Baseline tumor imaging studies were completed prior to treatment, and follow-up assessments were completed two-to-four weeks following the fourth dose of immunotherapy, and every three months until disease progression was detected.
How many patients responded to the therapy?
At a median follow-up of 38 weeks, the analysis of the results revealed that:
- 11 patients (55%) had an initial response to therapy—including complete and partial responses, as well as stable disease (SD) (meaning the cancer had not grown or spread).A complete response (CR) means that all signs of the cancer have disappeared.

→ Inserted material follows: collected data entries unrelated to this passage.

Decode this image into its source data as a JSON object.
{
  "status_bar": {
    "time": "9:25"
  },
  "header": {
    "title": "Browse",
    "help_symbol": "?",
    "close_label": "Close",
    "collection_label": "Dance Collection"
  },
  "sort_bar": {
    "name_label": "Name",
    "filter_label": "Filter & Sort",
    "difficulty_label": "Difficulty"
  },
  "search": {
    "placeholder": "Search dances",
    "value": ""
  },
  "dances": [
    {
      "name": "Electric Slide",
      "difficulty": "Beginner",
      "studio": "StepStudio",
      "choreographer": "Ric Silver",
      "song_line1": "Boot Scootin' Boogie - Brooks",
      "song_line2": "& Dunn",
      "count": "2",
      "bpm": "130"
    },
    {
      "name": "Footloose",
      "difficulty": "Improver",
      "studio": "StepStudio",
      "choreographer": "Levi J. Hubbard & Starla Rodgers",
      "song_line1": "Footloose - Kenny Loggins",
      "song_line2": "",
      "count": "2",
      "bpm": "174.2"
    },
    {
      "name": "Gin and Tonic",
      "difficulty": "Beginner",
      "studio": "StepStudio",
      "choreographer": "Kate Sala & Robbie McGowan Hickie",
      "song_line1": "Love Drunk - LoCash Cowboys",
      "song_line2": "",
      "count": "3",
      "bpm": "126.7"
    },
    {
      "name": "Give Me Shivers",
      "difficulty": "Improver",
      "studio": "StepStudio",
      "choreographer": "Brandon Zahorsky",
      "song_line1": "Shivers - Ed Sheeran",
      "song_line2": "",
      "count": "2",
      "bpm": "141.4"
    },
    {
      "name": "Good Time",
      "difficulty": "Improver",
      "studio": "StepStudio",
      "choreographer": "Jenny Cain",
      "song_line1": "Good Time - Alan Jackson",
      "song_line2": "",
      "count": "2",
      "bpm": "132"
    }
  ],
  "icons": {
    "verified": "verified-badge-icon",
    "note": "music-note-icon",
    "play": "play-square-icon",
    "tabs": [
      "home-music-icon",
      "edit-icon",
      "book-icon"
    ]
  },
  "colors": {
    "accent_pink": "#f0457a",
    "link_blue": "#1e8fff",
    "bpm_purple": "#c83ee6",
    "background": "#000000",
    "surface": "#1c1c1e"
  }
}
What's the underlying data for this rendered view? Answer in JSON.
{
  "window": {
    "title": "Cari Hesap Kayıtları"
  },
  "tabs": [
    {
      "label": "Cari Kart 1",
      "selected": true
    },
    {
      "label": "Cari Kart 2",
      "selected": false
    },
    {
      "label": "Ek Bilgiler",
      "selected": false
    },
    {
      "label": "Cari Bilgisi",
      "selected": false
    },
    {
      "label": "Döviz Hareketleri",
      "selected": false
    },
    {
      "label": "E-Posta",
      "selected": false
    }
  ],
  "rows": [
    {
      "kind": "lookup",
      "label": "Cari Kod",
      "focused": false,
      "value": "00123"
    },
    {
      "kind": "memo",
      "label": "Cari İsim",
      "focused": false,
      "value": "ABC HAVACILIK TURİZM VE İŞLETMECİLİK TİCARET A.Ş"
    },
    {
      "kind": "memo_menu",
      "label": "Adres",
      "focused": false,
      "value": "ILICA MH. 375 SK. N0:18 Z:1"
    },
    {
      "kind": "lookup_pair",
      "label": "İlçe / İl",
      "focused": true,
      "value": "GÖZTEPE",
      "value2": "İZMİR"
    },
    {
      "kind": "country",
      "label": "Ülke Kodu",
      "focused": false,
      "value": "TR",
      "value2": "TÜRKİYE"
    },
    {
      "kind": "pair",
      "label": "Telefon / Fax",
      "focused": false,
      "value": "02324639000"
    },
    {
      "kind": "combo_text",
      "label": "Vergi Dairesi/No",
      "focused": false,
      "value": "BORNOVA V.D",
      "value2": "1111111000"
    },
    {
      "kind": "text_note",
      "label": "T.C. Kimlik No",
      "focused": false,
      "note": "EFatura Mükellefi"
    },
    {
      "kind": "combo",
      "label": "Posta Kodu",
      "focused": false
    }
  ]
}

A partial response (PR) indicates that the cancer responded to treatment but did not disappear.
- Of the 11 patients who responded to the immunotherapy, one patient (9.1%) had an ongoing systemic CR to the combination therapy at a median follow-up of 39 weeks.
- 3 patients had a PR to therapy for a median of 38 weeks (range 26-52 weeks), and 5 patients had SD as best response for a median of 36 weeks (range 26-76 weeks).
- The 9 other patients had progressive disease on the first treatment scan.
- Additionally, an analysis of blood markers in a subset of patients identified immune markers that appeared to correlate with responses.
“Half of the patients appeared to have benefited from this combination therapy”
This initial data suggests that immune response markers in the peripheral blood may have promise to help to distinguish responders from non-responders in the future, for purposes of facilitating better patient selection for treatment and early detection of potentially meaningful immune responses to therapy.
“We were impressed that half of the patients appeared to have benefited from this combination therapy, many with durable responses to therapy,” said Susan Hiniker, MD, lead author of the study and instructor in the Department of Radiation Oncology at Stanford University School of Medicine.
“Current data shows that three patients have had an ongoing complete response to therapy, which suggests that the combination of immunotherapy plus radiation can be extremely effective in a subset of patients. Our results suggest that local radiation therapy can be safely and effectively combined as a component of in situ tumor vaccine strategies with the new potent class of immunotherapy drugs that are revolutionizing the treatment of metastatic melanoma and other difficult-to-treat cancers. These data also suggest that radiation may potentiate the effects of this new class of immune-targeting medication and support the design of larger trials to further investigate potential synergy between radiotherapy and immunotherapy in the treatment of cancer.”